What action should you take?
- Inform and reassure agents, students and parents that ID card travel is legal until the end of 2020. See what agents need to know and do.
- Prepare your business for the new immigration system: will you need to be a Tier 2 or Tier 4 sponsor? If so, start working on it now. Consider how you will migrate students to travelling on passports and with ETAs, and start working with your agents on this.
- If you have EU students or staff who have not applied for UK settlement and travel overseas and return to the UK after 31 January, ensure they get a letter from you on headed notepaper outlining their status.
- Check contracts for termination clauses and prepare to include clauses to ensure data transfer from the EU is GDPR-compliant.
- Risk-assess your business: where do your students come from? Do you need to diversify?
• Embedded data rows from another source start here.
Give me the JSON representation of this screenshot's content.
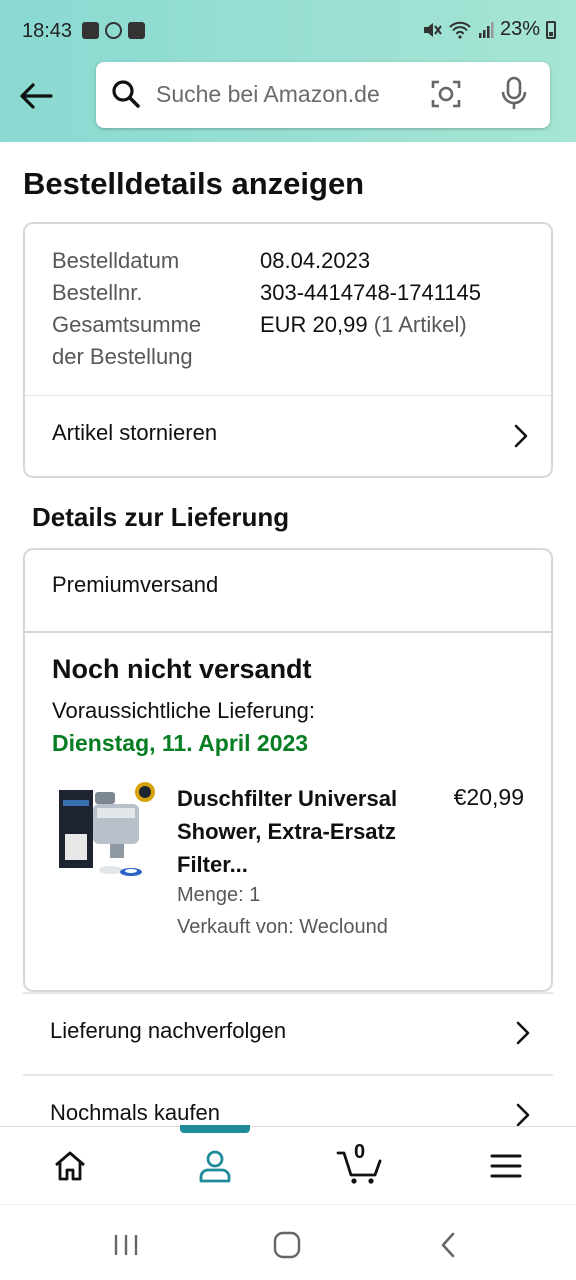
{
  "status_bar": {
    "time": "18:43",
    "battery": "23%"
  },
  "header": {
    "search_placeholder": "Suche bei Amazon.de"
  },
  "page": {
    "title": "Bestelldetails anzeigen"
  },
  "order": {
    "date_label": "Bestelldatum",
    "date_value": "08.04.2023",
    "number_label": "Bestellnr.",
    "number_value": "303-4414748-1741145",
    "total_label_line1": "Gesamtsumme",
    "total_label_line2": "der Bestellung",
    "total_value": "EUR 20,99",
    "total_items": "(1 Artikel)",
    "cancel_label": "Artikel stornieren"
  },
  "delivery": {
    "section_title": "Details zur Lieferung",
    "shipping_type": "Premiumversand",
    "status": "Noch nicht versandt",
    "estimate_label": "Voraussichtliche Lieferung:",
    "estimate_date": "Dienstag, 11. April 2023",
    "product": {
      "name": "Duschfilter Universal Shower, Extra-Ersatz Filter...",
      "price": "€20,99",
      "quantity": "Menge: 1",
      "seller": "Verkauft von: Weclound"
    }
  },
  "links": {
    "track": "Lieferung nachverfolgen",
    "buy_again": "Nochmals kaufen"
  },
  "bottom_nav": {
    "items": [
      "home-icon",
      "account-icon",
      "cart-icon",
      "menu-icon"
    ],
    "cart_count": "0",
    "active": "account",
    "accent_color": "#1f8a99"
  },
  "colors": {
    "header_gradient_start": "#89d9d2",
    "header_gradient_end": "#a6e5d3",
    "delivery_date_green": "#067d22"
  }
}
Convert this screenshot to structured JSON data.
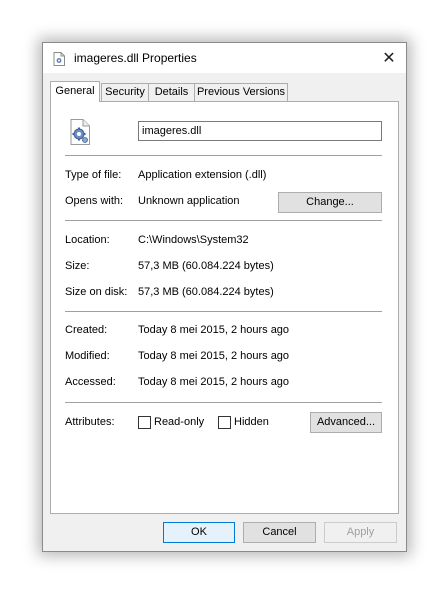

Use English UK data including the Student Statistics and QUIC executive summaries and if you're not a QUIC member consider joining for 2020.
- Sign up for English UK Brexit updates.
- EEA nationals will be able to study, live and work in the UK as now, until 31 December 2020
- There is no need to apply for permission to remain in the UK within three months of arriving
- The European Leave to Remain is now called the Euro TLR; EEA nationals who arrive after Brexit will have make an application if they intend to stay in the UK after 31 December 2020. Euro TLR is valid for up to 36 months.
- ID cards remain valid as a travel document but will be phased out during 2020. No further information is available at this time. EHIC cards remain valid and continue to offer access to free healthcare – see further information on this below.
- The List of Travellers scheme will continue until at least 2021. Students who are visa nationals but travelling as part of a group of EEA students will continue to be able to travel without a visa if they are listed on the form.
European Health Insurance Cards after Brexit
Students can continue to use their EHIC or Provisional Replacement Card (PRC) to access free NHS healthcare if they began a course of education or training in England before 31 January and this applies until the end of their course.
Students' EHICs may not be valid if they started their education or training in England after the UK leaves the EU. They should buy insurance to cover their healthcare as they would if visiting another non-EU country. This would not affect the rights of individuals covered by the citizens' rights agreements with Norway, Iceland, Liechtenstein and Switzerland.
EEA and Swiss citizens and family members resident in the UK before Brexit who successfully apply for the EU Settlement Scheme will be able to use the NHS as they do now. EU citizen arriving in the UK after Brexit can apply for European Temporary Leave to Remain, valid for 36 months, which will allow them to access the NHS.